Избранное

22
18
20
22
24
26
28
30

Дадла велела придвинуть к постели туалетный столик, причесывалась, пудрилась, повязывала розовую ленточку на чепчик и любовалась в трельяже, как ей к лицу кружевная рубашечка. Видимо, она не очень страдала, потому что обычно при малейшей боли изводила всех домашних, а сейчас, не унывая, шутила с Анной.

— Жизнь страшно забавная штука! Правда, Анна? — сказала она, смеясь и потягиваясь, когда Анна принесла ей на подносе завтрак. Потом Дадла вдруг вспомнила что-то. — Слушайте, Анна, папа говорит, что ваш милый — большевик. Это верно?

Анна молчала.

— Не отпирайтесь, мы все равно знаем. Вот что, вы передайте ему… — Барышня снова засмеялась, но теперь скорее зло, чем весело. — Скажите ему, пусть большевики разрушат весь мир, да не забудут и наш проклятый дом! — Дадла взглянула в зеркало и поправила волосы. — А вам чертовски хорошо живется, Анна!

Анна даже побледнела: да, ей чертовски хорошо живется. Как это только у барышни поворачивается язык!

— Ну, что ты смотришь, как обалделая? Можешь идти, ты мне больше не нужна. Хочешь шоколадку?

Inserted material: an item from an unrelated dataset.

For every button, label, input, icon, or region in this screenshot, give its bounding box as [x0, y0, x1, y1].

— Нет, спасибо, барышня, — своенравно отказалась Анна.

— Ну, как хочешь.

Нездоровье барышни Дадлы было еще не самым неприятным происшествием в семье Рубешей. Сам хозяин был, пожалуй, в худшем состоянии: что ни день, то крик и внезапные вспышки гнева. Господа ссорились из-за каких-то тысяч, которые архитектор не поделил с братьями хозяйки, а кроме того, из-за денег, которые она заняла у сестры, — та передоверила этот долг братьям, а они в свою очередь потребовали деньги от Рубеша… в общем, запутанная история. При Анне господа старались молчать о таких вещах, и, когда она подавала обед или убирала со стола, Рубеши обрывали разговор на полуслове и только злобно глядели друг на друга. Но если ссоры продолжаются целую неделю и в доме ни о чем больше не говорят, можно и по обрывкам фраз понять многое. А когда хозяин орет на весь дом, то прислуге все становится ясным.

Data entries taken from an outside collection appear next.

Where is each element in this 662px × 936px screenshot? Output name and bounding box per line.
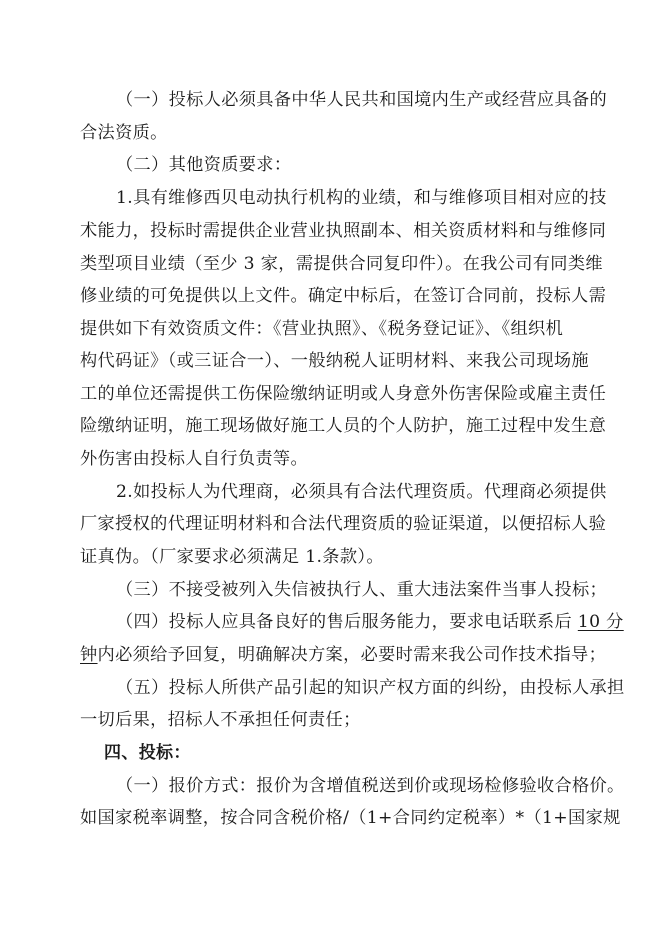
text-line: 工的单位还需提供工伤保险缴纳证明或人身意外伤害保险或雇主责任	[80, 384, 607, 404]
text-line: 险缴纳证明，施工现场做好施工人员的个人防护，施工过程中发生意	[80, 416, 607, 436]
text-line: （一）报价方式：报价为含增值税送到价或现场检修验收合格价。	[116, 776, 625, 796]
text-line	[116, 609, 624, 635]
section-heading: 四、投标：	[104, 743, 191, 763]
text-line: （三）不接受被列入失信被执行人、重大违法案件当事人投标；	[116, 580, 608, 600]
text-line: 如国家税率调整，按合同含税价格/（1+合同约定税率）*（1+国家规	[80, 808, 621, 828]
response-time-underlined: 10 分	[577, 612, 624, 632]
text-line: 构代码证》（或三证合一）、一般纳税人证明材料、来我公司现场施	[80, 351, 589, 371]
clause-four-text: （四）投标人应具备良好的售后服务能力，要求电话联系后	[116, 612, 578, 632]
text-line: （二）其他资质要求：	[116, 155, 292, 175]
text-line: 类型项目业绩（至少 3 家，需提供合同复印件）。在我公司有同类维	[80, 254, 603, 274]
response-time-underlined-cont: 钟	[80, 645, 98, 665]
text-line: 厂家授权的代理证明材料和合法代理资质的验证渠道，以便招标人验	[80, 514, 607, 534]
text-line: （五）投标人所供产品引起的知识产权方面的纠纷，由投标人承担	[116, 678, 625, 698]
text-line: 证真伪。（厂家要求必须满足 1.条款）。	[80, 547, 384, 567]
text-line: 外伤害由投标人自行负责等。	[80, 449, 308, 469]
text-line: 提供如下有效资质文件：《营业执照》、《税务登记证》、《组织机	[80, 319, 564, 339]
clause-four-text-cont: 内必须给予回复，明确解决方案，必要时需来我公司作技术指导；	[97, 645, 607, 665]
text-line: 2.如投标人为代理商，必须具有合法代理资质。代理商必须提供	[116, 482, 607, 502]
text-line: 修业绩的可免提供以上文件。确定中标后，在签订合同前，投标人需	[80, 286, 607, 306]
text-line: （一）投标人必须具备中华人民共和国境内生产或经营应具备的	[116, 90, 608, 110]
text-line: 合法资质。	[80, 123, 168, 143]
text-line	[80, 642, 606, 668]
text-line: 1.具有维修西贝电动执行机构的业绩，和与维修项目相对应的技	[116, 188, 607, 208]
text-line: 一切后果，招标人不承担任何责任；	[80, 710, 361, 730]
text-line: 术能力，投标时需提供企业营业执照副本、相关资质材料和与维修同	[80, 221, 607, 241]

— Уж не думаете ли вы, что у меня денег куры не клюют?! — вскричал за обедом Рубеш и, выскочив из-за стола, начал бегать по столовой, комкая салфетку. — Каковы твои братья, каковы мошенники! Таким в тюрьме место! В тюрьме, поняла? — Он швырнул салфетку на пол. — Сто двадцать тысяч! Вы что же думаете, что я всю жизнь работал, как вол, только для того, чтобы пихать в вас деньги? Бессовестные пройдохи! Воображают, что я буду платить и помалкивать! Ошибаются, черт подери! С моей стороны это была вполне законная сделка. А вот их я посажу за решетку!

Однажды он пришел домой в необычное время, сел у себя в кабинете, позвонил Анне и велел ей позвать жену. Барыня побледнела, когда Анна передала ей это, но пошла.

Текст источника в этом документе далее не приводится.